TL;DR

Site Reliability Engineer (Azure): Driving stability, reliability, and performance across multi-cloud platforms with an accent on application-level troubleshooting and proactive incident management. Focus on building robust observability systems, automating toil, and enhancing resilience through AI-Ops and IaC practices.

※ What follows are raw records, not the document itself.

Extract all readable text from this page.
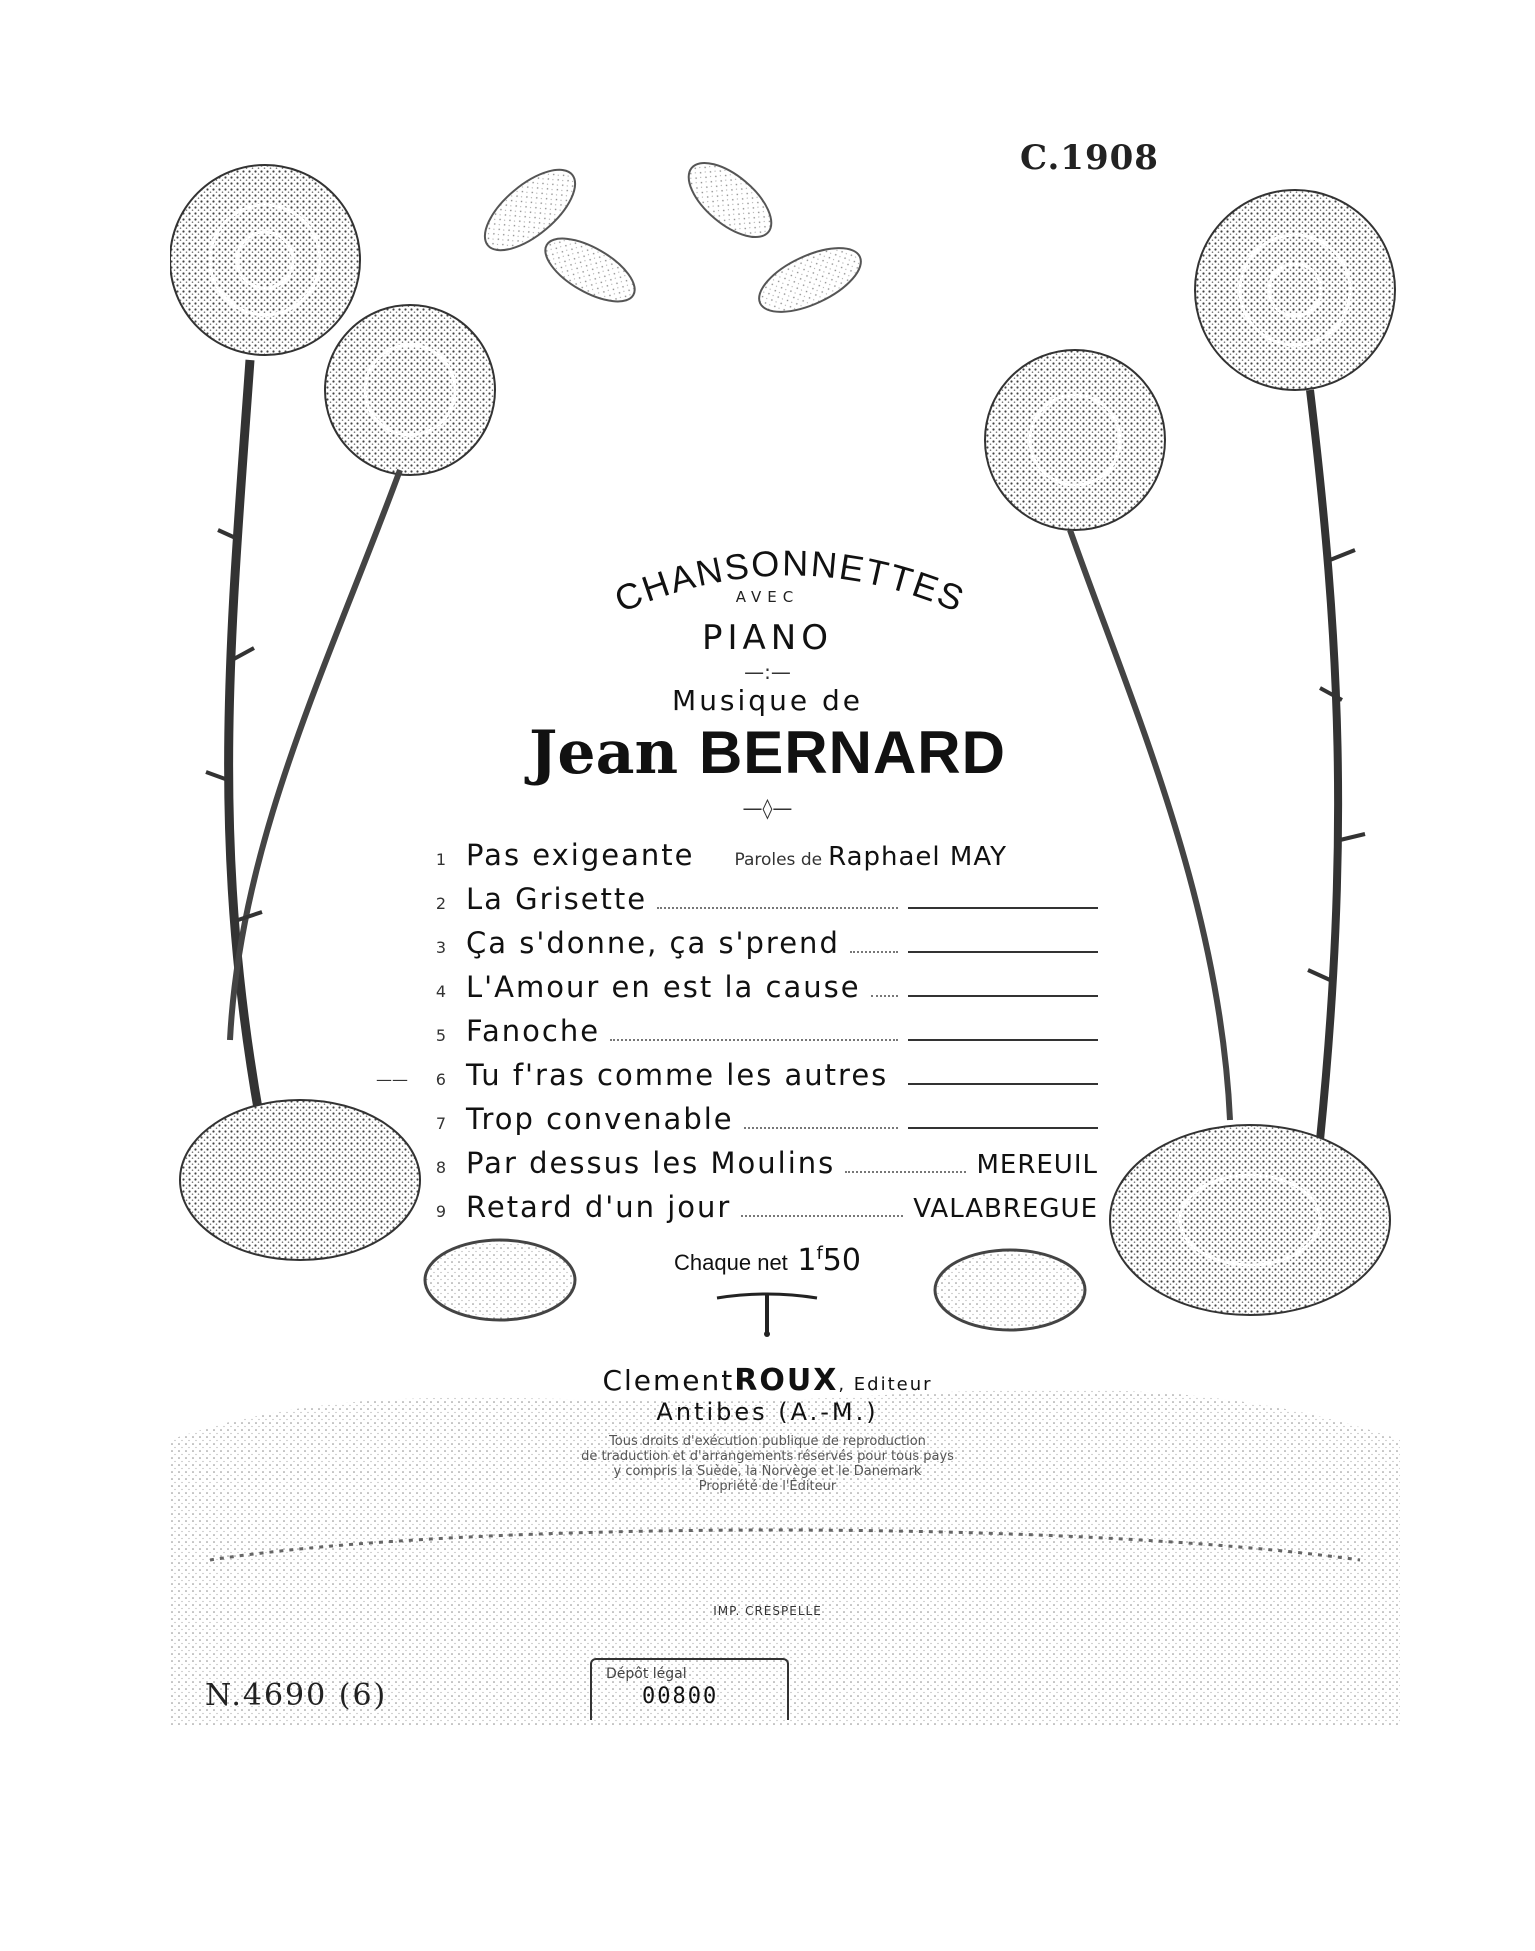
C.1908
CHANSONNETTES
AVEC
PIANO
—:—
Musique de
Jean BERNARD
—◊—
1 Pas exigeante Paroles de Raphael MAY
2 La Grisette
3 Ça s'donne, ça s'prend
4 L'Amour en est la cause
5 Fanoche
—— 6 Tu f'ras comme les autres
7 Trop convenable
8 Par dessus les Moulins	MEREUIL
9 Retard d'un jour	VALABREGUE
Chaque net 1$^f$50
ClementROUX, Editeur
Antibes (A.-M.)
Tous droits d'exécution publique de reproduction
de traduction et d'arrangements réservés pour tous pays
y compris la Suède, la Norvège et le Danemark
Propriété de l'Éditeur
IMP. CRESPELLE
Dépôt légal
00800
N.4690 (6)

Location: Must be based in the United States and authorized to work without sponsorship

Salary: $129,000–$143,000 + bonus + benefits

Company

Avaya is a leader in enterprise software and cloud communications, focused on unifying customer experiences and creating enduring digital connections.

What you will do

  • Respond to and manage incidents as part of a 24/7 on-call rotation.
  • Perform deep-dive troubleshooting of application performance, logs, and traces.
  • Build and maintain observability dashboards using Datadog, Grafana, and cloud-native tools.
  • Define SLOs and SLIs to proactively identify reliability risks.
  • Integrate AI-Ops tools for predictive alerting and automated incident correlation.
  • Lead post-incident reviews and implement systemic improvements to prevent recurring issues.

Requirements

  • 5+ years of experience in Site Reliability, DevOps, or Cloud Operations roles.
  • Must be authorized to work in the United States without visa sponsorship.
  • Strong expertise in Azure and GCP cloud environments.
  • Proficiency in IaC tools like Terraform and Ansible.
  • Experience with CI/CD pipelines (Jenkins, GitHub Actions).
  • Proven ability in deep-dive application troubleshooting and log analysis.

Culture & Benefits

  • Comprehensive benefits package.
  • Performance-related annual bonus.
  • Collaborative work environment focused on engineering growth.
  • Equal Opportunity employer committed to diversity and equality.